What to see and do in Tartu and Estonia
The conference will be held on the historic campus of the University of Tartu, located in the heart of Estonia’s second-largest city, Tartu. The University of Tartu is one of the oldest universities in Eastern Europe, founded by the Swedish king Gustavus Adolphus in 1632.
The city of Tartu is a charming university town whose relaxed and sophisticated atmosphere creates a perfect environment for scholarly conversations. Tartu's neoclassical centre is small enough to cover on foot.
The top 5 attractions in Tartu:
- Tartu’s Old Town and Town Hall Square
Town Hall Square has been the heart of Tartu for centuries, and its history dates back to ancient times. A wide variety of events are held on the square these days. Since 1998 the square has also been home to a fountain with a statue of kissing students, from which it gets its name – and which has become one of the symbols of the city, which is renowned for its university. See more at: www.tartu.ee
- Ahhaa Science Centre & 4D Cinema
The Ahhaa Science Centre is all about making science fun through exciting activities and entertaining adventures that test your skills. You are sure to learn something new from its exhibits, the majority of which are hands-on – so you get to try things for yourself. See more at: www.ahhaa.ee
- Toomemägi (Toome hill)
Toomemägi is a heritage site in the Old Town of Tartu in which you will find a large number of sculptures and a range of buildings of great architectural value – including the former Dome Church (now the History Museum of the University of Tartu), Tartu Observatory, the Old Anatomicum, the Supreme Court and the Angel and Devil bridges. See more at: www.muuseum.ut.ee
- St. John’s cultural quarter
The St. John’s cultural quarter in Tartu’s Old Town comprises the medieval St. John’s Church, the Antonius Guild, the Toy Museum, Uppsala House, Tampere House, a museum of 19th century life and a range of art galleries. See more at: http://www.visitestonia.com/en/antonius-courtyard
- The buildings of the University of Tartu and the Botanical Gardens The historical buildings of the university are perfect examples of classicist architecture and are easily one of the most interesting assemblies of 19th century university buildings in Europe for their compact nature. The main building, which embodies the spirit of Greek architecture, along with the buildings at Toome hill, have given the Old Town its architectural flavour – and led to Tartu being dubbed the ‘Athens of the Emajõgi River’. See more at: www.ut.ee/en
Estonia is a country of contrasts. Such pristine and untouched nature is found in only a few places in Europe. A few hundred metres off the highway you can find yourself in virgin forest, where wolves, bears, and lynx roam free. At the same time, Estonia is on the vanguard of technological development. They invented the world famous free internet telephone service, Skype, and wireless internet is available everywhere.

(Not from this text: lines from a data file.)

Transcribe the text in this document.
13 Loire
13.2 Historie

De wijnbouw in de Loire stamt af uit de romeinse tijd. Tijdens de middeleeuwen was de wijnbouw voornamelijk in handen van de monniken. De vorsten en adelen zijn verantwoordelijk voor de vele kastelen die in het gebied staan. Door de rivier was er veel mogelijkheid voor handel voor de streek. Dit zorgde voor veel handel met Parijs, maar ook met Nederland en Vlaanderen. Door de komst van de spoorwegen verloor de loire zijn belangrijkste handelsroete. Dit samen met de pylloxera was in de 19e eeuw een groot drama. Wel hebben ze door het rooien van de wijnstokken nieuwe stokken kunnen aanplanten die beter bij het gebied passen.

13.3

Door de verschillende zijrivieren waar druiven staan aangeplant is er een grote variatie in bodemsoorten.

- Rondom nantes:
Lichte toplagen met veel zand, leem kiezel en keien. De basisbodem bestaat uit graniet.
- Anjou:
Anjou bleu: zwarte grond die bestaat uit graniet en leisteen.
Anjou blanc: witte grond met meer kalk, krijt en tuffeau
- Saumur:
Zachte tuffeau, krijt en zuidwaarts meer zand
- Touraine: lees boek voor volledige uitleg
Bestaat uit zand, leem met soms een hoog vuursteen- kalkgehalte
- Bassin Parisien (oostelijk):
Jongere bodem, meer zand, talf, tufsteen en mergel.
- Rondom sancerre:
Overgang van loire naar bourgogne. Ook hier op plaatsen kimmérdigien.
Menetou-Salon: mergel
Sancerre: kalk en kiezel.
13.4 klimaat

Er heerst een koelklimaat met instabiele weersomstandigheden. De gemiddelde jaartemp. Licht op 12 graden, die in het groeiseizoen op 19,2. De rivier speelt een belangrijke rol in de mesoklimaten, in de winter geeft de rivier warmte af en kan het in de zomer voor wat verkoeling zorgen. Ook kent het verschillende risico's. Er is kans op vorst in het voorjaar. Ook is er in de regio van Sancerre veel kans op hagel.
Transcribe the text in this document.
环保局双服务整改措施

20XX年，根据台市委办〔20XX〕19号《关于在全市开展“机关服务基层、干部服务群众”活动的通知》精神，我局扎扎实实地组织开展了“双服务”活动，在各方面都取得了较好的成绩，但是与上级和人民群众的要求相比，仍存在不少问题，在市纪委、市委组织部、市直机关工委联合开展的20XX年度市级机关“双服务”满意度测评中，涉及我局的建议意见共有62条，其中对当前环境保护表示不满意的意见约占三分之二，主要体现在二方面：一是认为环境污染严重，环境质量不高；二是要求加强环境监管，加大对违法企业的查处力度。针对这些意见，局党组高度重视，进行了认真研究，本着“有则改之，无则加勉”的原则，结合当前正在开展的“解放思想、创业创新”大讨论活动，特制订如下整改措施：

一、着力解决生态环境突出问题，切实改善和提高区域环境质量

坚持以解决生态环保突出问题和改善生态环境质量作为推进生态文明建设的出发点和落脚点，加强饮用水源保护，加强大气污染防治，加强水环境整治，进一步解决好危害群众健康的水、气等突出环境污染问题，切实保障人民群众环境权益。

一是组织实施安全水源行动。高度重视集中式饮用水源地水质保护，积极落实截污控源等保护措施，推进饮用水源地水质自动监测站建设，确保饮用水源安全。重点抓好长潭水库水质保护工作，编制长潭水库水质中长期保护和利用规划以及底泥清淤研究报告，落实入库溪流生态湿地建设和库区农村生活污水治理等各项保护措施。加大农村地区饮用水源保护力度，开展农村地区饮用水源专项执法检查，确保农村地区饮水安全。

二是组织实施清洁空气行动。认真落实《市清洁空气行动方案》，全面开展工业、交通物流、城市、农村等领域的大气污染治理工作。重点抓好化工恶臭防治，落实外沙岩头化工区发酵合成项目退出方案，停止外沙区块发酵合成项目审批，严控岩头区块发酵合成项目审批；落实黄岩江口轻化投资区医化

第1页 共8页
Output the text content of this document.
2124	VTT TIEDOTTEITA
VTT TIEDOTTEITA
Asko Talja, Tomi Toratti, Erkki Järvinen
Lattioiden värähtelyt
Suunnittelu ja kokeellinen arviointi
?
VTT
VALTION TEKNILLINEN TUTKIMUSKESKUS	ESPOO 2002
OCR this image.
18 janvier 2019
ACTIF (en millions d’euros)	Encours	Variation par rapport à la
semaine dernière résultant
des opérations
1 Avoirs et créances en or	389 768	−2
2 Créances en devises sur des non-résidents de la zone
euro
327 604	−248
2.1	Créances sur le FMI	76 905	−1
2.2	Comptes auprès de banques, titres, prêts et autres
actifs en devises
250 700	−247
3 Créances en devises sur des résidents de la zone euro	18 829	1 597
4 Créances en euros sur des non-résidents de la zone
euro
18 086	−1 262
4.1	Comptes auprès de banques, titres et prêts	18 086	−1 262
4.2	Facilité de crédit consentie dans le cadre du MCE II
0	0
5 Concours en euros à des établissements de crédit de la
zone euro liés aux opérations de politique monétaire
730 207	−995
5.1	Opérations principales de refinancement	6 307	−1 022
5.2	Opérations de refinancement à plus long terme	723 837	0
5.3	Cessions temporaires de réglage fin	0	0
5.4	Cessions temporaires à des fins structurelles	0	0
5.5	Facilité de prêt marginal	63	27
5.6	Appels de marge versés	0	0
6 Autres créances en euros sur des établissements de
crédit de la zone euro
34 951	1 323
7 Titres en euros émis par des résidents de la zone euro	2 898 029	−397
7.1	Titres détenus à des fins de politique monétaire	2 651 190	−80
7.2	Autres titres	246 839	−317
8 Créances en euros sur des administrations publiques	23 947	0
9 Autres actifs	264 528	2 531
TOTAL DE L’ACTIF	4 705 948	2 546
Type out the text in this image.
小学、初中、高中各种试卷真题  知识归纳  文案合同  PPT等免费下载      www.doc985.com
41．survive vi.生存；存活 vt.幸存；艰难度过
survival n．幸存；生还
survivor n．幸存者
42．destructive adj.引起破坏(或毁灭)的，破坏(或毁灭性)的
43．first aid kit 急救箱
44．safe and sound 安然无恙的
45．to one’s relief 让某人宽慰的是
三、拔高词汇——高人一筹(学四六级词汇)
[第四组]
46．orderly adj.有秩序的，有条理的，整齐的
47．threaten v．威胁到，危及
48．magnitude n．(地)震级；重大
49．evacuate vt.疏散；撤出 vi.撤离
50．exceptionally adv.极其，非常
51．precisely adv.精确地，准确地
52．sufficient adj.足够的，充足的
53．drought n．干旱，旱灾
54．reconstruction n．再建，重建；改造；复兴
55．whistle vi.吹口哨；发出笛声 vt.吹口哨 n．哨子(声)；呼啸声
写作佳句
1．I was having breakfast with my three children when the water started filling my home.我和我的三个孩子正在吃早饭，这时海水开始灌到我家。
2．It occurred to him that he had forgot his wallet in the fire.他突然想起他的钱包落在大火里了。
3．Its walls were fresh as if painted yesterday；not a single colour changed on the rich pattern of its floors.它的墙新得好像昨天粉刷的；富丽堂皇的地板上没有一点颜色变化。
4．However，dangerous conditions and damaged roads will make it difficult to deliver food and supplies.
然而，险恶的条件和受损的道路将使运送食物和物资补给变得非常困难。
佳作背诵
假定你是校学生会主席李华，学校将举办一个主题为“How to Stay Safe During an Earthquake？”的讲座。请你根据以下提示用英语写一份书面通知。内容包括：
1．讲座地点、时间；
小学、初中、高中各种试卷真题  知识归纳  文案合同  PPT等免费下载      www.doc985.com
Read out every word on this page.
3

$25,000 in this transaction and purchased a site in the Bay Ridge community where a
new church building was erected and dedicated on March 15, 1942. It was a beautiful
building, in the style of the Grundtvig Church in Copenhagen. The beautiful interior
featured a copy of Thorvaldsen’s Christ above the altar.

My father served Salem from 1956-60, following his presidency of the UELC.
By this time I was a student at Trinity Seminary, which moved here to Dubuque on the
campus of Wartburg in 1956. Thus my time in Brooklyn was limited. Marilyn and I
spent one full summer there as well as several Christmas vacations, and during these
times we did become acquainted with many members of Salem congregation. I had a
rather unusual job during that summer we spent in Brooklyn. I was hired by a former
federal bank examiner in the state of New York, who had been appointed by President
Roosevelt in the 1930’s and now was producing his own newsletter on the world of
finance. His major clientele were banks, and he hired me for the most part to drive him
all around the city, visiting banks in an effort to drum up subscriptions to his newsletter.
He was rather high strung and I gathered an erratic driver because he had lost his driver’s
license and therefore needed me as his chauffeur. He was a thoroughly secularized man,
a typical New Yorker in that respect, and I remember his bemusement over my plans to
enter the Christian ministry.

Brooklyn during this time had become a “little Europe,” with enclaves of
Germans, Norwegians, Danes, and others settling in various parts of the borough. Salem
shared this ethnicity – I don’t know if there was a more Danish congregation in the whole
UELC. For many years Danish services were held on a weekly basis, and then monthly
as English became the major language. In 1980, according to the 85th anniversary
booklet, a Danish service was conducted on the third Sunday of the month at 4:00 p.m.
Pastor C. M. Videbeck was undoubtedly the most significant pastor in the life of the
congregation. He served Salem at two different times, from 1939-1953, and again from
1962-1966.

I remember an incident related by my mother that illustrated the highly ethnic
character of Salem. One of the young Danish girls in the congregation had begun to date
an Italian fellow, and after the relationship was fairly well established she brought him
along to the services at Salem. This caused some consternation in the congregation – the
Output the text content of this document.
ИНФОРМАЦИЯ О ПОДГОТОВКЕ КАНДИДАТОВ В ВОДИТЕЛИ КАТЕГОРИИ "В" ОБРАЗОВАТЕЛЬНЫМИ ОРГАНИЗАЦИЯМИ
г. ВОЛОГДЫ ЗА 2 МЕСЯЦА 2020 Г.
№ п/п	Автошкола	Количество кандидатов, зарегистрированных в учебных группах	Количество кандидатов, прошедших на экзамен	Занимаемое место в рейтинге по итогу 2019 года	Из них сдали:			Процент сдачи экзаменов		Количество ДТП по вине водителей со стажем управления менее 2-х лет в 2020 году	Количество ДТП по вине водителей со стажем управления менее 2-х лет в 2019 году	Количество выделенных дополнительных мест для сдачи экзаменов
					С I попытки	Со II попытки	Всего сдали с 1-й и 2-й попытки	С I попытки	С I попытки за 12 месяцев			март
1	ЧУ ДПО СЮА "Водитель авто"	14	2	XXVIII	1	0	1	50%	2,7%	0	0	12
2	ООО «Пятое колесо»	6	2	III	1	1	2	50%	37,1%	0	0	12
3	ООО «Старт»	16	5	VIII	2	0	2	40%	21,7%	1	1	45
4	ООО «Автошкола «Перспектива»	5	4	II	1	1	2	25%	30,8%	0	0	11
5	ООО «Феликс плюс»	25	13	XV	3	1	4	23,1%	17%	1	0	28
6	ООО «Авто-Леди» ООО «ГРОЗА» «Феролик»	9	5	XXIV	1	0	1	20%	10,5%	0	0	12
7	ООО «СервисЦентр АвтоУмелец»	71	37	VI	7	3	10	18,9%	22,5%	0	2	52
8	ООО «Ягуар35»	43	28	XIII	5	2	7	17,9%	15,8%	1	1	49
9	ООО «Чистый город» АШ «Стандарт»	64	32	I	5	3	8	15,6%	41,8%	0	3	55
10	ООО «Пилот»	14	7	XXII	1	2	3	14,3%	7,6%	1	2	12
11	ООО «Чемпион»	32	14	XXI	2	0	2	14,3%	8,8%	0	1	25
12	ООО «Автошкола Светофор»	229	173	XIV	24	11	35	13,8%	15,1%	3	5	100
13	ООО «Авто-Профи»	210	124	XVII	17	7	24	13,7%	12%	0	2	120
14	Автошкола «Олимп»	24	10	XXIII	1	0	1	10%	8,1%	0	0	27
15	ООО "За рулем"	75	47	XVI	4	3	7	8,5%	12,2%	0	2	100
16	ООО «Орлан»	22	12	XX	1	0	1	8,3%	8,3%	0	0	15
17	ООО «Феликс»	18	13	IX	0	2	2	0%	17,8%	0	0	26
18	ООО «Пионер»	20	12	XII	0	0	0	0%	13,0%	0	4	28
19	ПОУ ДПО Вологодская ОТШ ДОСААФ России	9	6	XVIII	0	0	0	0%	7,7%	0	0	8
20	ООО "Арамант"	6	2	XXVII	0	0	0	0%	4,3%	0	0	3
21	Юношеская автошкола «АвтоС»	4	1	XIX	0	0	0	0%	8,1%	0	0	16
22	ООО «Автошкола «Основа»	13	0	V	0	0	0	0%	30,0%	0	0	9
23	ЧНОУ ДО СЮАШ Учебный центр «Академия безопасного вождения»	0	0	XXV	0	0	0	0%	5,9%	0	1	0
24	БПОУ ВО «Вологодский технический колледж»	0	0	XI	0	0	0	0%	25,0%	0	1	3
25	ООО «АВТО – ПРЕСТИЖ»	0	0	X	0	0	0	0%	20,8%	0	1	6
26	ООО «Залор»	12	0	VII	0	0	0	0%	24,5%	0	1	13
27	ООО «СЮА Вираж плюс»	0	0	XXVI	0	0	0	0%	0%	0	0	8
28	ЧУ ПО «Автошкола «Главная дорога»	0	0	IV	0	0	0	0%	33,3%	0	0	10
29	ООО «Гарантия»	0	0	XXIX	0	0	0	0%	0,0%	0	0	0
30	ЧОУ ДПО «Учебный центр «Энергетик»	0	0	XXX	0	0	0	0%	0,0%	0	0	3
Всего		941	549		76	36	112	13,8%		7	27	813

Estonia’s capital, Tallinn, is also the oldest capital in northern Europe. Its Old Town, a UNESCO World Heritage Site, is one of Europe’s best-preserved walled medieval cities. Nearly half of Estonia’s population lives in Tallinn, making it an important centre for business, life and transport. Other main cities around the Gulf of Finland, such as Helsinki, Stockholm or St Petersburg, are only a short trip away.
Tallinn attracts lovers of medieval architecture and yet beyond the castle walls is a thriving modern city, covered with wireless internet access and home to luxurious restaurants, hotels and lively nightlife that can compete with anywhere in Europe.
An increasing number of people come to enjoy the cultural attractions: opera, dance, music, art exhibitions and museums – especially the Kumu Art Museum (winner of the European Museum of the Year Award in 2008) or the Seaplane Harbour.
And if that’s not enough, then there’s the shopping: modern shopping centres exist of course but there’s a lot of fun to be had hunting out bargains and exclusive gifts in the small boutiques and specialist shops that permeate the Old Towns in all Estonian cities.
For such a small nation, Estonia is astonishing with its diverse and untouched nature. One fact that most vividly speaks for Estonia’s nature is that a quarter of Estonia’s territory is designated as a nature reserve.
Estonia might easily be called the kingdom of bogs since approximately one quarter of the country is covered in marshes. From any point on Estonia’s mainland, the nearest marsh is always less than 10 km away. One of the most famous and important wetlands is Soomaa with its five bogs, the largest and most prominent of them is the 10,000 hectares of Kuresoo.
The symbol of northern Estonia and perhaps even of all Estonian nature is the high limestone coastal bank with its beautiful waterfalls. The Ontika bank on Estonia’s northern coast rises at places to 56 metres, and the highest falls in the bank are located in Valaste.
Estonia is more densely covered in meteorite craters than anywhere else in the world. As far as can be determined, six cosmic rocks have fallen on the country’s 45,227 square-kilometre territory. One of them, formed about 7,500 years ago, is the Kaali field of meteorite craters.
In the hill country of southern Estonia, one round-shaped hill follows another, some covered with fields and others with forest or meadow, blue lakes and spectacular valleys in their midst. This idyllic landscape is the Karula National Park.
Estonia is bordered by the Baltic Sea on the north and west. This expanse bulges with large and small islands which number as many as 2,200. Few countries in the world boast such an abundance of islands. The biggest islands are Saaremaa, Hiiumaa, Muhu and Vormsi.
Estonia is rich in rivers and lakes. Lakes at least a hectare in size number roughly 1,200. There are more than 7,000 rivers and streams. On Estonia’s eastern border is Europe’s fifth largest lake, lake Peipus (Peipsi).
Culture and wellness tourism
The versatility of a complete and authentic Estonian life is, in large part, found outside larger cities. Three larger, special regions are especially worthy of mention: Setumaa, Lahemaa, and the islands.
In the southeast corner of Estonia is Setomaa, historically an orthodox region, and therefore one of the best-preserved representations of its eastern idiosyncrasies – its familiar “brand” of folksong tradition, a language quite different from northern Estonia’s written language, folk costumes and jewellery art, and without a doubt its culinary arts.
Lahemaa National Park on Estonia’s northern coast is known for its wondrous nature, though also in Lahemaa are Estonia’s most imposing manor homes (Palmse, Sagadi, Vihula), which are must-sees for anyone interested in Estonian architecture.
Folk culture in its finest form touches western Estonia’s small islands of Kihnu and Ruhnu. The large islands of Saaremaa, Hiiumaa, Muhu, and Vormsi, differentiate themselves from each other by their pride. Cultural enthusiasts should certainly see Saaremaa’s churches from the Middle Ages, gorgeous windmills, and in the city of Kuressaare, the castle of the Brotherhood of the Sword. Hiiumaa has northern Europe’s oldest lighthouse.
Estonia has been a popular destination for wellness tourism for centuries. The history of the spas and resorts dates back more than 200 years, while the sauna traditions stretch back almost 800 years. As such, Estonians know quite a lot about holidaying for your health, and they know what to offer people to make sure they get the most from their break.